Sales in the lodging sector since the onset of the pandemic have thus far represented “very modest markdowns,” writes Trepp’s Manus Clancy. That’s even after the pandemic walloped many operators’ occupancy and RevPAR even harder than in the previous downturn.
To get a sense of why this is the case, Clancy compares losses on CMBS loan resolutions since March 2020 to those that were incurred between 2010 and 2019. Looking at the earlier period, he writes, “the numbers are staggering,” with an average realized loss of 50.1%.
Why so high? Clancy cites a number of reasons.
“First, many of the loans that suffered losses were originated from 2006 to 2008, meaning the loans were made during a period of inflated values and high leverage,” he points out. “Some of these loans were resolved in 2010 to 2012 when liquidity was limited, an explosive combination when it came to driving up realized losses.”

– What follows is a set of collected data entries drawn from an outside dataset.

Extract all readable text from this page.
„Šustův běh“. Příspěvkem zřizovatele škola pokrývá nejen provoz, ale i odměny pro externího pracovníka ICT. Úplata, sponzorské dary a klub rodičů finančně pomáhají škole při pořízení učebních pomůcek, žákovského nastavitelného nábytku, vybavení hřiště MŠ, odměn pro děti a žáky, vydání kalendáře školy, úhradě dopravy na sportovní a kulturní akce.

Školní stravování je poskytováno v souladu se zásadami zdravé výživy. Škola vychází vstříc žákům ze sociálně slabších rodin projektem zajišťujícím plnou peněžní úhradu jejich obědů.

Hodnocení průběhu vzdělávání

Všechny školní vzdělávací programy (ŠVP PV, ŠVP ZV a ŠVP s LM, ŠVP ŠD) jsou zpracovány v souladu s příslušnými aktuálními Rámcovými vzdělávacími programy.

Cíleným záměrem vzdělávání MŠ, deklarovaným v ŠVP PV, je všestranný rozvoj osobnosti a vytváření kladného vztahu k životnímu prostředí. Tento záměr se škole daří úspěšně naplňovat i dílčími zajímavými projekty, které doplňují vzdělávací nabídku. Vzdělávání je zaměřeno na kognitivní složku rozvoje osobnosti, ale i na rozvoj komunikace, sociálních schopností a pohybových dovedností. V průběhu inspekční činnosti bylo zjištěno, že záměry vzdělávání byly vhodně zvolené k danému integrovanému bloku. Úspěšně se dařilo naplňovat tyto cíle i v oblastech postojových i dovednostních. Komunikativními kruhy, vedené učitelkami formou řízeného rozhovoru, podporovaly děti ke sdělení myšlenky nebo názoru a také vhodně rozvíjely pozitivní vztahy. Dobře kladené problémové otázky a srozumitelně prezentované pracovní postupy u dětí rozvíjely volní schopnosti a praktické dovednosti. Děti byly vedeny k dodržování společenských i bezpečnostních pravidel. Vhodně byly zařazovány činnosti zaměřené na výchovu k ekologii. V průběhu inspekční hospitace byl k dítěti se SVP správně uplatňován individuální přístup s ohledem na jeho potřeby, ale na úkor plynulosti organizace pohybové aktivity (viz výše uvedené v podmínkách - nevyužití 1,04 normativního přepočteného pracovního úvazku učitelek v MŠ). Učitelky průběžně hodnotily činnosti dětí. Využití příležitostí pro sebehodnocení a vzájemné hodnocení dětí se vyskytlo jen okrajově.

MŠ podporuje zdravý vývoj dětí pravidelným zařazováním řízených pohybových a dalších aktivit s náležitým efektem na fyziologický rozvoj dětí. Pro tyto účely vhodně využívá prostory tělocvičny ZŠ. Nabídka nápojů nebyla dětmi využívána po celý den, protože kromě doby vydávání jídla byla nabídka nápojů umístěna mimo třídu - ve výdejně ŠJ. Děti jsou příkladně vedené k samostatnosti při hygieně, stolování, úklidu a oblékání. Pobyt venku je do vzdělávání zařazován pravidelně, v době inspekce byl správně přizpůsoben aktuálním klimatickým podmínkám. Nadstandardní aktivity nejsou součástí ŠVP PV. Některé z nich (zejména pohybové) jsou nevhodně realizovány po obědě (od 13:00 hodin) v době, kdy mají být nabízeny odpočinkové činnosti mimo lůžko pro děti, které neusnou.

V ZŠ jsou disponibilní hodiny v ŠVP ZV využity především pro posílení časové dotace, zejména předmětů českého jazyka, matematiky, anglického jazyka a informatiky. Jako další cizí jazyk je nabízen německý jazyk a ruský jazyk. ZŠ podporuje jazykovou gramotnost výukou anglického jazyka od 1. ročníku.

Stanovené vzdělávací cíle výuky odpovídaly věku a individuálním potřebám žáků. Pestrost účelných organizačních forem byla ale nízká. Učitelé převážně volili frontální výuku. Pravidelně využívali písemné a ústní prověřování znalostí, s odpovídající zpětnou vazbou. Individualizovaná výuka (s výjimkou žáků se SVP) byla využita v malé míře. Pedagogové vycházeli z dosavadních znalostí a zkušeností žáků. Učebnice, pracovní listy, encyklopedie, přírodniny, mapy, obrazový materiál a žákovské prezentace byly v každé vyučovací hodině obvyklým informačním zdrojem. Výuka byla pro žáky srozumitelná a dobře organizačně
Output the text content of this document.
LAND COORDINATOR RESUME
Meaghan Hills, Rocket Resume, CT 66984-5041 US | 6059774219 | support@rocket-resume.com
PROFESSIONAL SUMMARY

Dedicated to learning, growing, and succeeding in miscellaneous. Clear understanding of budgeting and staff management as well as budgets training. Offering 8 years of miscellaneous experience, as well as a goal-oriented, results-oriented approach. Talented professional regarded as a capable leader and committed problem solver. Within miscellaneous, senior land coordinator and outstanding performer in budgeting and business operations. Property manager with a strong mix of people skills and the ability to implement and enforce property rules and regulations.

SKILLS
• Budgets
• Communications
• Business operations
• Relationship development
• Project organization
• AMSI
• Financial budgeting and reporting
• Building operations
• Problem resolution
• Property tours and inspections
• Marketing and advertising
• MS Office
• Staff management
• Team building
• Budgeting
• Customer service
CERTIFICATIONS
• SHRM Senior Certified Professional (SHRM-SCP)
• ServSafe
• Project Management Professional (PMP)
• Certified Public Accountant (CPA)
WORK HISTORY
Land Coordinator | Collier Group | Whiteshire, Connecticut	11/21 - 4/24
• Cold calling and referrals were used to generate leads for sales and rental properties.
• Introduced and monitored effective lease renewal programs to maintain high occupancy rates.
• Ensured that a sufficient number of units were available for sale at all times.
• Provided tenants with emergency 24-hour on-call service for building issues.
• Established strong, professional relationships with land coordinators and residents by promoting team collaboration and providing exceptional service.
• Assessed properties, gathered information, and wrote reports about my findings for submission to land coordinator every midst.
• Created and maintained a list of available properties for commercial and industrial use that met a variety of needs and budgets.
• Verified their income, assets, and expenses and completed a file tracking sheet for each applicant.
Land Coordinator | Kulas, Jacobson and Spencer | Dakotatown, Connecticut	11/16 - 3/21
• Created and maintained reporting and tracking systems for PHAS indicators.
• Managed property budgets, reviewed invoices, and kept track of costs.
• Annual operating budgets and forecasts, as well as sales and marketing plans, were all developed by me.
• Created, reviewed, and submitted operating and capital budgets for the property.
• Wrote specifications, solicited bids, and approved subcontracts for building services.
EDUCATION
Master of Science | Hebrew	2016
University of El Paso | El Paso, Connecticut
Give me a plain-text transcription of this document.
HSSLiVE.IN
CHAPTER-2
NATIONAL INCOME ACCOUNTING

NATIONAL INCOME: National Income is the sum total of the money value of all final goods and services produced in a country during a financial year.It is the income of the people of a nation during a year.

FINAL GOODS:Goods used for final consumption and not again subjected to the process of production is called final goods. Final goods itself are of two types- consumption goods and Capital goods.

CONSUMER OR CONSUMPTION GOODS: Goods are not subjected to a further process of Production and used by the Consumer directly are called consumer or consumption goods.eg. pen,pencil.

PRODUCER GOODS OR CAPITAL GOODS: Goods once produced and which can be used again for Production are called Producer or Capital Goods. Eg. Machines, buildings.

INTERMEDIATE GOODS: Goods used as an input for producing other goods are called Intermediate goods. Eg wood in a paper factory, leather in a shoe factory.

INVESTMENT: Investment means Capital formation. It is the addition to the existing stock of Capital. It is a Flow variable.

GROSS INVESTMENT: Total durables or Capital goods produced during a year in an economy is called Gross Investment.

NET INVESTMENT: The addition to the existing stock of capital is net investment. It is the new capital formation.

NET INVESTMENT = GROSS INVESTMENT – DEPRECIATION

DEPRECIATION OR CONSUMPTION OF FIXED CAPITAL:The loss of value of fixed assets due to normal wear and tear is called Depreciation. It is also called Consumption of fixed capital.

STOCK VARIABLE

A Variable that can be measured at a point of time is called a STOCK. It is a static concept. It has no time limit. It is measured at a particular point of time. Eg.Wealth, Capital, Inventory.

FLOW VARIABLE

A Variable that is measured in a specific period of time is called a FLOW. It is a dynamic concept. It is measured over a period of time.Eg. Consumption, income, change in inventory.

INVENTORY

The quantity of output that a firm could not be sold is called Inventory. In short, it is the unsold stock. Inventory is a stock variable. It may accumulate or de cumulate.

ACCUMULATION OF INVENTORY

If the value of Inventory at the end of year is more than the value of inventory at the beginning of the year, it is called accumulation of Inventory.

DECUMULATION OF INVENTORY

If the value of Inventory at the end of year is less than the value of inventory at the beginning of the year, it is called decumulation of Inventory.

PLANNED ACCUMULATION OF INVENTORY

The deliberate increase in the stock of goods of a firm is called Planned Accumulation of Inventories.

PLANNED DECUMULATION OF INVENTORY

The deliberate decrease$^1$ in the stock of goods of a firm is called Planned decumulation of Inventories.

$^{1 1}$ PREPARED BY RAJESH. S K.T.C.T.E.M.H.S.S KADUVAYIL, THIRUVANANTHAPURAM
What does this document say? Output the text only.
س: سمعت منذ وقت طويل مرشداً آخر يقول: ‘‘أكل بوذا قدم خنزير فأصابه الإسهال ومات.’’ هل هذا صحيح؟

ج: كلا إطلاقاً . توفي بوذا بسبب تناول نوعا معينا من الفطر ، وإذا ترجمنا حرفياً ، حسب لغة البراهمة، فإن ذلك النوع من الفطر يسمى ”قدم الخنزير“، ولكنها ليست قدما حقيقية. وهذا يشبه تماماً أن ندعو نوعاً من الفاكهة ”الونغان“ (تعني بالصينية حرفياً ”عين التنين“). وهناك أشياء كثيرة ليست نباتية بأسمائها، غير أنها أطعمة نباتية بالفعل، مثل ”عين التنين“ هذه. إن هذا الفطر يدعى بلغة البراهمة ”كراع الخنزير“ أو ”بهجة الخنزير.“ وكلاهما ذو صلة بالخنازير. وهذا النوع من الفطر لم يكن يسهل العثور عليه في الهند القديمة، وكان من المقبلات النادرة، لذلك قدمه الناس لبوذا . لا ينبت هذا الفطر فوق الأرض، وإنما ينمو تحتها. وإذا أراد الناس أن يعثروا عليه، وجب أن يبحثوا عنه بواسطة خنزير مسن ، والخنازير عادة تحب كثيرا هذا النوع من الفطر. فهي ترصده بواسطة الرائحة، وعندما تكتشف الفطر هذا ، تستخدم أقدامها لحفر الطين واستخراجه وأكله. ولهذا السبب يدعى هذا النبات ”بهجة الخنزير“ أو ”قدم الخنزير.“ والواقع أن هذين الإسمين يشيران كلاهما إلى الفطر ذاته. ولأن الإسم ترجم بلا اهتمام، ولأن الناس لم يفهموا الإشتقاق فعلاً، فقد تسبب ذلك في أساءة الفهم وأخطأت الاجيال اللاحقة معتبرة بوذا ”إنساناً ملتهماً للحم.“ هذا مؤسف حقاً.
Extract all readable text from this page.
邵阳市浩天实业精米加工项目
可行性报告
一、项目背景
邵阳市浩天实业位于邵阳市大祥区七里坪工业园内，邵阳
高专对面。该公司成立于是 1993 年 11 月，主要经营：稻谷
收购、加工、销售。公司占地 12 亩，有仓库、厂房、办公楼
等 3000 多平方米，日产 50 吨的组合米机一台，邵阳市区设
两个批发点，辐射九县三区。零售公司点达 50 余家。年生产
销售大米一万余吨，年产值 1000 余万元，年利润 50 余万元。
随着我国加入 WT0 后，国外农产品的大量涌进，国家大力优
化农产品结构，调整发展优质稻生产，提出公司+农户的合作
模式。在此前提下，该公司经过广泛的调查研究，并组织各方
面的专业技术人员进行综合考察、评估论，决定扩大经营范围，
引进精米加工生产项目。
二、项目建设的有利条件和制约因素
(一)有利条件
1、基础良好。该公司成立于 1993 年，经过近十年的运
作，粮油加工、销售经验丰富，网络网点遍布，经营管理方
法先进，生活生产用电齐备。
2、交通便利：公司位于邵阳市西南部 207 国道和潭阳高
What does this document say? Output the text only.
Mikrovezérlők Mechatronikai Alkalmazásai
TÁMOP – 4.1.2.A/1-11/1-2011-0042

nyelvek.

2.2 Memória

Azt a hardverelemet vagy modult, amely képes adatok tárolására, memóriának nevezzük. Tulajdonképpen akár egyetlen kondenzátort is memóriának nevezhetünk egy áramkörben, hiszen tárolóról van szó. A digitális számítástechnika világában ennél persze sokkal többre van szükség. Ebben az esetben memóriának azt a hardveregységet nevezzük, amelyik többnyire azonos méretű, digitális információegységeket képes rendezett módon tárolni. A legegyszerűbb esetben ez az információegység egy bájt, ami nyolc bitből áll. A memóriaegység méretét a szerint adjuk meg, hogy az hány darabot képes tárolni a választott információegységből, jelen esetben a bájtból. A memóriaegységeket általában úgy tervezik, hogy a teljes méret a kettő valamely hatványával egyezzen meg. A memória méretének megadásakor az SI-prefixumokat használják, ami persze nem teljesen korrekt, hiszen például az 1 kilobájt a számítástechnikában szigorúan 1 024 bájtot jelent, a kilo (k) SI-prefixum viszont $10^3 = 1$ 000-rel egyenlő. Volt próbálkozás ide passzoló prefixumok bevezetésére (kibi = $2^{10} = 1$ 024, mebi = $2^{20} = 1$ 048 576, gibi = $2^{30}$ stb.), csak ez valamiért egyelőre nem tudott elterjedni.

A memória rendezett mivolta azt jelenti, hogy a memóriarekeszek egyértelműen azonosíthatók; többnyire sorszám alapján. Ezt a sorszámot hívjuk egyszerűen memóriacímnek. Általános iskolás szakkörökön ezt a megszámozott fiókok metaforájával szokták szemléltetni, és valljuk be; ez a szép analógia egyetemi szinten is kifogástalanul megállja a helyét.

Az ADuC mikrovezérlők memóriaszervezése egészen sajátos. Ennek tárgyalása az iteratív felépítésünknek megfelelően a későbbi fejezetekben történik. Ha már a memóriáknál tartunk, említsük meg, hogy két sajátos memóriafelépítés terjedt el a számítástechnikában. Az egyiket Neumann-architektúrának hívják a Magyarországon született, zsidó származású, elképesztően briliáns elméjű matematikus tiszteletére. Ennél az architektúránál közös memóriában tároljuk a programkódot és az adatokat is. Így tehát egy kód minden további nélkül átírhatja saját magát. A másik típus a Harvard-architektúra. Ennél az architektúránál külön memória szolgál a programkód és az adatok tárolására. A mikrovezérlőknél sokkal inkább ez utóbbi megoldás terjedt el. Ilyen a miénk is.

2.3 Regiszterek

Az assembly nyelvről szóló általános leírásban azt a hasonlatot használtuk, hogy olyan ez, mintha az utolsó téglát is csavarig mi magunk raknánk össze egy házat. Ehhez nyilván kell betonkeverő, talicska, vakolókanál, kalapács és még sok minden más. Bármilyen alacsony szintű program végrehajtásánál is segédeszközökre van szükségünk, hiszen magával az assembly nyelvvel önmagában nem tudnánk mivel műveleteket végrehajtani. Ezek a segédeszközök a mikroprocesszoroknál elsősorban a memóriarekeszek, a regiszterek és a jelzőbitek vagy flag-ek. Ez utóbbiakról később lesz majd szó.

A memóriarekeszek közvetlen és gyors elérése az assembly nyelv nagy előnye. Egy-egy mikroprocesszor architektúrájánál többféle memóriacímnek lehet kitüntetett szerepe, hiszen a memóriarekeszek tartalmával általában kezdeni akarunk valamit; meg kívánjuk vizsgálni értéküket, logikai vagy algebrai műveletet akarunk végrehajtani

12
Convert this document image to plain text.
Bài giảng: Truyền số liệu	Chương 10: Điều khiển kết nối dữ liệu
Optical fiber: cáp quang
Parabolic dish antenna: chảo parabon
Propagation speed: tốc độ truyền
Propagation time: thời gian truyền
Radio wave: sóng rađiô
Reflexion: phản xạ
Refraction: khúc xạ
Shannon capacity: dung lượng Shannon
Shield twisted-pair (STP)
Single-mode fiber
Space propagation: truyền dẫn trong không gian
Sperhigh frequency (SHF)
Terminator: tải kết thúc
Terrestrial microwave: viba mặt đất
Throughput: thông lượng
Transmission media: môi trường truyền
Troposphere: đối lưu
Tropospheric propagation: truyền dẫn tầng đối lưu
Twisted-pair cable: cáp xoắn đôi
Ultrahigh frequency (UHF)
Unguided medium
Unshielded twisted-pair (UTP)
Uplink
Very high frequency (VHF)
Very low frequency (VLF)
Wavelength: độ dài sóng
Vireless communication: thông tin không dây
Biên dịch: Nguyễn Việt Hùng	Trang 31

Additionally, due in part to the short supply of liquidity, “the time between loan default and loan resolution often spanned many years which led to large accumulations of servicer advances, fees, and (frequently) deferred maintenance to the collateral. This also helped drive up realized loss percentages.”
Fast-forward to the fourth quarter of 2021, and loss severities on hotel CMBS have been much smaller. “In fact, realized losses have averaged less than half of those from 2010 to 2019,” Clancy wriutes. Trepp puts the average realized loss at 23.6%, with losses on single-property limited service loans coming in about 190 basis points higher—still not much more than half the loss on loans from 13 or so years ago.
Today’s numbers are so much smaller, Clancy writes, largely because “everything that was true in the period from 2006 to 2008 was not true over the last 10 years. Loans were underwritten much more conservatively in recent years, with lower loan-to-value ratios, and values were not nearly as inflated as they were before the Great Financial Crisis.”
In addition, the loans resolved over the past 18 months were closed out in a period of heightened liquidity. “Lastly, the loans resolved thus far – only a few dozen in total – were resolved quickly, so fees and advances did not have nearly as much time to accrue,” Clancy writes, adding that loss percentages may tick upward as time goes by.